Yani medar-ı necat ve halâs, yalnız ihlastır. İhlası kazanmak çok mühimdir. Bir zerre ihlaslı amel, batmanlarla hâlis olmayana müreccahtır. İhlası kazandıran harekâtındaki sebebi, sırf bir emr-i İlahî ve neticesi rıza-yı İlahî olduğunu düşünmeli ve vazife-i İlahiyeye karışmamalı.

Her şeyde bir ihlas var. Hattâ muhabbetin de ihlas ile bir zerresi, batmanlarla resmî ve ücretli muhabbete tereccuh eder. İşte bir zat bu ihlaslı muhabbeti böyle tabir etmiş:

وَمَا اَنَا بِالْبَاغٖى عَلَى الْحُبِّ رِشْوَةً ضَعٖيفٌ هَوًى يُبْغٰى عَلَيْهِ ثَوَابٌ

Yani “Ben muhabbet üzerine bir rüşvet, bir ücret, bir mukabele, bir mükâfat istemiyorum. Çünkü mukabilinde bir mükâfat, bir sevap istenilen muhabbet zayıftır, devamsızdır.”

Hattâ hâlis muhabbet, fıtrat-ı insaniyede ve umum validelerde dercedilmiştir. İşte bu hâlis muhabbete tam manasıyla validelerin şefkatleri mazhardır. Valideler o sırr-ı şefkat ile evlatlarına karşı muhabbetlerine bir mükâfat, bir rüşvet istemediklerine ve talep etmediklerine delil; ruhunu, belki saadet-i uhreviyesini de onlar için feda etmeleridir. Tavuğun bütün sermayesi kendi hayatı iken, yavrusunu itin ağzından kurtarmak için –Hüsrev’in müşahedesiyle– kafasını ite kaptırır.

Dördüncü Mesele

Esbab-ı zahiriye eliyle gelen nimetleri, o esbab hesabına almamak gerektir. Eğer o sebep ihtiyar sahibi değilse –mesela, hayvan ve ağaç gibi– doğrudan doğruya Cenab-ı Hak hesabına verir. Madem o, lisan-ı hal ile Bismillah der, sana verir.

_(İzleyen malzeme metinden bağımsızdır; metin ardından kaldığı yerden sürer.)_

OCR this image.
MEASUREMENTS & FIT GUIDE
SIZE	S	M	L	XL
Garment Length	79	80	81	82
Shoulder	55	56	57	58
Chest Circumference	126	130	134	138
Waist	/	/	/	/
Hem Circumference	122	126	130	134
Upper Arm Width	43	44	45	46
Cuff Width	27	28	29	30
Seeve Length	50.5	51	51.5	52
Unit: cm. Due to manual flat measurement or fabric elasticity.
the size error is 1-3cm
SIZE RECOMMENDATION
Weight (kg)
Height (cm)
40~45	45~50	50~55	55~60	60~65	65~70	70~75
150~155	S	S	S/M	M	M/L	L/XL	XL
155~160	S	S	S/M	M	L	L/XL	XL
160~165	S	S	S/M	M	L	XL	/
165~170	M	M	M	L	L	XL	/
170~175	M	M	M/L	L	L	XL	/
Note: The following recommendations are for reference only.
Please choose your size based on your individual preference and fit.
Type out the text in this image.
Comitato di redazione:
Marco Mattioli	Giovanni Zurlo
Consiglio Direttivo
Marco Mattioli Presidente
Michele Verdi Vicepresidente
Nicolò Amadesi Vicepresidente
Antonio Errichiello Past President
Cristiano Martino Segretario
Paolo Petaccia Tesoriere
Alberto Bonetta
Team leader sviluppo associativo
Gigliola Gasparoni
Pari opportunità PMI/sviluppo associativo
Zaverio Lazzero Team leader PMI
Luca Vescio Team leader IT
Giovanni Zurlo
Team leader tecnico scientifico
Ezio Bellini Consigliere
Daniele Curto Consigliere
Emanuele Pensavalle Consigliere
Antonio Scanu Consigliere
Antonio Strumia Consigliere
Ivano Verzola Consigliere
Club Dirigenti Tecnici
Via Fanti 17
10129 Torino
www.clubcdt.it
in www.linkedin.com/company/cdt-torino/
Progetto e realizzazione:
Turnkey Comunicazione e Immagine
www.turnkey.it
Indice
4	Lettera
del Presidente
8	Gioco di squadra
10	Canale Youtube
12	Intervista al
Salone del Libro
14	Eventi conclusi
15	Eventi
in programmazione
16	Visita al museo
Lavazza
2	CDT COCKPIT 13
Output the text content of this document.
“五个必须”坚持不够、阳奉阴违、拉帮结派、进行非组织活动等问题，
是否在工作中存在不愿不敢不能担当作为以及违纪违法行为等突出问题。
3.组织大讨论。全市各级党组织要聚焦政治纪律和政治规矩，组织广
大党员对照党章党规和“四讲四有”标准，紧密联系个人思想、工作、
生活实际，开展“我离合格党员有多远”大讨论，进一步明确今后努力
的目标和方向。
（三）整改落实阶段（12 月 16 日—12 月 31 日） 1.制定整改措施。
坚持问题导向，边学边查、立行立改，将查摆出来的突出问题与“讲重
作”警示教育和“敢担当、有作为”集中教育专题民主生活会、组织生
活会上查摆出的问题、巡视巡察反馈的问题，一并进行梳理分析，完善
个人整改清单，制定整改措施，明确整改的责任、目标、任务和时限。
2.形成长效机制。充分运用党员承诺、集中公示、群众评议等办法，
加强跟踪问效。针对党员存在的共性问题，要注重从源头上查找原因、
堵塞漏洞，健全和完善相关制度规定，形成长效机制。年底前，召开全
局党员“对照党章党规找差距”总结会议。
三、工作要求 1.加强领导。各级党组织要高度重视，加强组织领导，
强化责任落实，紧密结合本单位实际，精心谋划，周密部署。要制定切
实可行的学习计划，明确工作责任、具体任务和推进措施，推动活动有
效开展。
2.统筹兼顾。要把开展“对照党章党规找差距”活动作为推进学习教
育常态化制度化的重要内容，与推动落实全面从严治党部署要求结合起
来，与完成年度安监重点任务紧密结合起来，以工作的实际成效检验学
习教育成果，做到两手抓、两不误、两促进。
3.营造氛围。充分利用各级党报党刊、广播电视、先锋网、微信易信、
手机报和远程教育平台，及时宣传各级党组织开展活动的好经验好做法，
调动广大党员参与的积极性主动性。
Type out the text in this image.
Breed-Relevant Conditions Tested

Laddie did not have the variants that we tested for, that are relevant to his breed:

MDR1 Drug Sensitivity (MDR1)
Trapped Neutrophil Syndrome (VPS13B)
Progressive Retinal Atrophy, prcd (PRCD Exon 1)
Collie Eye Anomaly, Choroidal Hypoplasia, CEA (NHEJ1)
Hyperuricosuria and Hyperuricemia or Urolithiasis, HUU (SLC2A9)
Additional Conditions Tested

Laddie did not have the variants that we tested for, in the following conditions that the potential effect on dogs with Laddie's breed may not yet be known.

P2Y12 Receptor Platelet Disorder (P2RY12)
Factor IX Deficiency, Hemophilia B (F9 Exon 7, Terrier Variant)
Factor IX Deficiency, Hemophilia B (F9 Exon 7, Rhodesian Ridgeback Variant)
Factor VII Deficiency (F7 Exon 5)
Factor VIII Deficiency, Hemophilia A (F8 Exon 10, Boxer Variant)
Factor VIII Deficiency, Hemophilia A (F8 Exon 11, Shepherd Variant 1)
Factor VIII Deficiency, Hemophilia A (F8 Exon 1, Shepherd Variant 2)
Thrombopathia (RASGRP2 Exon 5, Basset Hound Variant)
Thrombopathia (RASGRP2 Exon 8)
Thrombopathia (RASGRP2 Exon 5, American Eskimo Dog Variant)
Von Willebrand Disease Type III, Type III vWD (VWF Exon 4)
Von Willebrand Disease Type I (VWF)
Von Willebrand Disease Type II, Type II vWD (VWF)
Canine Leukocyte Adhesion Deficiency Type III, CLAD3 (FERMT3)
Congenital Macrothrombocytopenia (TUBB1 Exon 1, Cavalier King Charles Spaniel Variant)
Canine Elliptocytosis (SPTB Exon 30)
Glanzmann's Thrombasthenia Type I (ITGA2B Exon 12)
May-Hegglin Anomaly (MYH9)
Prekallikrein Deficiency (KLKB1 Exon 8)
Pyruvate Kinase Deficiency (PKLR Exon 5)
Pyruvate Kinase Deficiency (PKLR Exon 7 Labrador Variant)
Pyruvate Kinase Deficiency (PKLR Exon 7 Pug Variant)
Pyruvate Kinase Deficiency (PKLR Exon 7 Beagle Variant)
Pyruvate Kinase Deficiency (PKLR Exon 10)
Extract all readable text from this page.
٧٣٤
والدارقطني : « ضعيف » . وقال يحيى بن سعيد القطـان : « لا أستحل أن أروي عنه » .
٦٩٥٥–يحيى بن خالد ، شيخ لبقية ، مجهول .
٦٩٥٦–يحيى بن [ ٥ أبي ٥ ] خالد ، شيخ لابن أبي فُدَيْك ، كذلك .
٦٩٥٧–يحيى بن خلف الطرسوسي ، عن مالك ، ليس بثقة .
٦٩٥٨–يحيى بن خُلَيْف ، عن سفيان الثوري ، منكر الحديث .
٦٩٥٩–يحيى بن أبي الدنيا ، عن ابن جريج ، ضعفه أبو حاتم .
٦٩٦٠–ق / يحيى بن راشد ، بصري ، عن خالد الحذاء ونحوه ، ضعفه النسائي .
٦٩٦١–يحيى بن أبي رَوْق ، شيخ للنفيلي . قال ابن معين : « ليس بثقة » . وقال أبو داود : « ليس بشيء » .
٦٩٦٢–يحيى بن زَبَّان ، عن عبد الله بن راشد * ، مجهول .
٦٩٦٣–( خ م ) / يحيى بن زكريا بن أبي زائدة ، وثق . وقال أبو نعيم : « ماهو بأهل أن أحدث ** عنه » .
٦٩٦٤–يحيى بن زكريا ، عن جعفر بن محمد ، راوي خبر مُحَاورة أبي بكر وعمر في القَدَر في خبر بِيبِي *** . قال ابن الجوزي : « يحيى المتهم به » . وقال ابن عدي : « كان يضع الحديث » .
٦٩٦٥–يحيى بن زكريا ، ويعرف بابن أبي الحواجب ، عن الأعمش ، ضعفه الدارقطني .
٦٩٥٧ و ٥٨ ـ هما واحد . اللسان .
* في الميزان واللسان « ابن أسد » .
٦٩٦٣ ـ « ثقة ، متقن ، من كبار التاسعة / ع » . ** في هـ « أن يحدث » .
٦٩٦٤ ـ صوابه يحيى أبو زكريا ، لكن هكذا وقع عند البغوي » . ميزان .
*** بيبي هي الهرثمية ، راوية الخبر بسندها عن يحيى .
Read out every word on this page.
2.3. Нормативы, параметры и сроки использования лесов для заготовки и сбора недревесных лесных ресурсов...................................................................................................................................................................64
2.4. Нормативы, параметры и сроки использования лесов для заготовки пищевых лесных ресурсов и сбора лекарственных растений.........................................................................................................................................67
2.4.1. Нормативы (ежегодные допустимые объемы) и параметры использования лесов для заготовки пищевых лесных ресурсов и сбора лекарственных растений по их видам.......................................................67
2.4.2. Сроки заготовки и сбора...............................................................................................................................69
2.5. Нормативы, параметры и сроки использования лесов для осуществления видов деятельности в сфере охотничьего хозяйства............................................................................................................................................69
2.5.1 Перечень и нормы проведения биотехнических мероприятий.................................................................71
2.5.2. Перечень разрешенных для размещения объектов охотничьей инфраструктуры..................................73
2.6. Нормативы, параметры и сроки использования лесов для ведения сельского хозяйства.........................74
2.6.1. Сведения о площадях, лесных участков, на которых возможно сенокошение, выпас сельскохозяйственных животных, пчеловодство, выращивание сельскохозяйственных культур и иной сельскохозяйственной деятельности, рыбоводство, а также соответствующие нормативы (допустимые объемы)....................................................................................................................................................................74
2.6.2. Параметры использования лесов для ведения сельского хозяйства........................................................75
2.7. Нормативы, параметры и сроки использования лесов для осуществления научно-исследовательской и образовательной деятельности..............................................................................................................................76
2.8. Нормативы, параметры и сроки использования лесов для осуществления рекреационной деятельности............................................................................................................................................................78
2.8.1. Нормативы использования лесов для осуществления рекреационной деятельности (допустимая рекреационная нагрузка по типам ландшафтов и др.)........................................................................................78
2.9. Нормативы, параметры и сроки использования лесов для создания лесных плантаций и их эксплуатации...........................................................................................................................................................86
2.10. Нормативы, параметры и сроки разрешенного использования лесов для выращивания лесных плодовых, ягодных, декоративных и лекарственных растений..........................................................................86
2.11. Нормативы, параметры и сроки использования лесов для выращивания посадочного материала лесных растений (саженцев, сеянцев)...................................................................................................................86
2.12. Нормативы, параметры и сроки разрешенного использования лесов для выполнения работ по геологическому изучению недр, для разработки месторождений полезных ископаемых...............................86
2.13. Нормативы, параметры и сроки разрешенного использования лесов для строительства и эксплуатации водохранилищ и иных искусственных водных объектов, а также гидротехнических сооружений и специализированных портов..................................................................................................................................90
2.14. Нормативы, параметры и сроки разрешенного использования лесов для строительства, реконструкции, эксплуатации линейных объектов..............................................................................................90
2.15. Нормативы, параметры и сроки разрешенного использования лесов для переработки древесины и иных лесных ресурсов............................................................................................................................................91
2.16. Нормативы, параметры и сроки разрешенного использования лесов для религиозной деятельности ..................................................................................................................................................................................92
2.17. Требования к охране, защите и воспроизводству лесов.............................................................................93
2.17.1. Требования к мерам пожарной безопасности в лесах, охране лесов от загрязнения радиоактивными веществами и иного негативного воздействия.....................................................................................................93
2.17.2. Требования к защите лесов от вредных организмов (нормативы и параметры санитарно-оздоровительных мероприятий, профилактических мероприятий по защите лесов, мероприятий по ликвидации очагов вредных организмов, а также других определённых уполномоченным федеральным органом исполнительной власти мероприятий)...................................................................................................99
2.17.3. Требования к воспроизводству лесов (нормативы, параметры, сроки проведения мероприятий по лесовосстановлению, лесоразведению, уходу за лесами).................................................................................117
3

Sen de Allah hesabına olarak Bismillah de, al. Eğer o sebep ihtiyar sahibi ise o Bismillah demeli, sonra ondan al, yoksa alma. Çünkü

وَلَا تَاْكُلُوا مِمَّا لَمْ يُذْكَرِ اسْمُ اللّٰهِ عَلَيْهِ

âyetinin mana-yı sarîhinden başka bir mana-yı işarîsi şudur ki: “Mün’im-i Hakiki’yi hatıra getirmeyen ve onun namıyla verilmeyen nimeti yemeyiniz!” demektir.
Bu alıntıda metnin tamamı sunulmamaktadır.